Comment by factsaresacred
6 years ago
> But when groups go unheard, feel a system is unjust, and feel unable to change the system they understandably seek to go outside the system.
They're being heard loud and clear. That's the problem. Their incessant whining and searching for the "problematic" behind every issue is crowding out reasonable discourse and discussion.
It's a form of mob rule and it's progressing from tiresome to downright hideous as more and more careers are destroyed by its vindictiveness.
> "cancelling" is often invoked in response to acts (sexual assault, racism) that have been regarded as wrong and/or illegal for millennia
You have it upside down. Cancelling is often the result of applying today's morals on yesterday's actions. People/books/movies/statues weren't "cancelled" before because nobody had a problem before. But now everything's retrospectively a target of the new moral crusaders.

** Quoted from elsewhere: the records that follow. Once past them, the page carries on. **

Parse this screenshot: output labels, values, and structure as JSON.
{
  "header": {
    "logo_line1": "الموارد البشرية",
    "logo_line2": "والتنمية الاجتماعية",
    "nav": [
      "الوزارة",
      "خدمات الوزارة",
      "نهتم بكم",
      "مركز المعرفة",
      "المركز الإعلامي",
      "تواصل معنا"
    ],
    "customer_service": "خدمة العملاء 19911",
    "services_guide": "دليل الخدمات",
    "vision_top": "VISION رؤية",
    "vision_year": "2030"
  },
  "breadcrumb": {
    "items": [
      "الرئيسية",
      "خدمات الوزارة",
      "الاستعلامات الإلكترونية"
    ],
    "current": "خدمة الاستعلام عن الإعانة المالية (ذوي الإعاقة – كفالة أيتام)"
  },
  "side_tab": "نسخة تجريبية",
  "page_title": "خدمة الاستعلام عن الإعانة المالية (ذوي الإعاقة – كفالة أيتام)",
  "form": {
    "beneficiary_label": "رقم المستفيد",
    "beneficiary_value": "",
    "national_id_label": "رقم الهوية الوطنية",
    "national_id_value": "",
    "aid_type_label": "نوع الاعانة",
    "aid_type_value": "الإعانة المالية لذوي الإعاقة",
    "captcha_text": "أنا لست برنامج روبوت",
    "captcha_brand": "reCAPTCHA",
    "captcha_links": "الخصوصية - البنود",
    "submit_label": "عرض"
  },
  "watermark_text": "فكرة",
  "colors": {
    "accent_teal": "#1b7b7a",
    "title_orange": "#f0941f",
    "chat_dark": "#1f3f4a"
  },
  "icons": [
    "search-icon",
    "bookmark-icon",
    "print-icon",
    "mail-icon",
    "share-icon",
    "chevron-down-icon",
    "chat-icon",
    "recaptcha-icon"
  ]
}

No, you didn't hear the problems before.
Plenty of people found these things lousy for decades, and in some cases centuries.
But not enough listened. So the voices became louder, and more unruly.
It's like when you try to tell your neighbor nicely that his dog's been pooping on your yard. And he does nothing about it for years. Then one day he wonders why you've left an enormous pile of dog poop on his doorstep.
Gross? Rude? Highly non-ideal? Sure. But he didn't listen to reasonable discourse.
> Plenty of people found these things lousy for decades, and in some cases centuries.
So what? Many more found them worthy. A critique is not the measurement of whether statues should be torn down or books censored. Otherwise no art would be produced.
What has changed is that the mob has become emboldened into thinking that things they don't like deserve to be destroyed. It's juvenile intolerant behavior.
A critique? No. A gross violation of utterly basic human decency? Yes.
In many recent cases, we are talking about slavery.
Many monuments glorified military "heroes" of the Confederate Army, a rebel army that sent men to their deaths fighting for the right of white Americans to own black slaves.
In general, I believe the world suffers from a lack of nuanced discussion and understanding. In the case of slavery and monuments to slavery, I find very little need for nuance.
There's a major discontinuity between censoring information and removing monuments.
A statue is not a meaningful source of information.
It essentially yields a single data point that says, "here is something held dear by the society in which this statue exists."
Removal of a statue does not censor information or rewrite history. It merely says, "we're not celebrating this any more." If anything, in the case of the removal of Conferate monuments, it represents a greater awareness of history.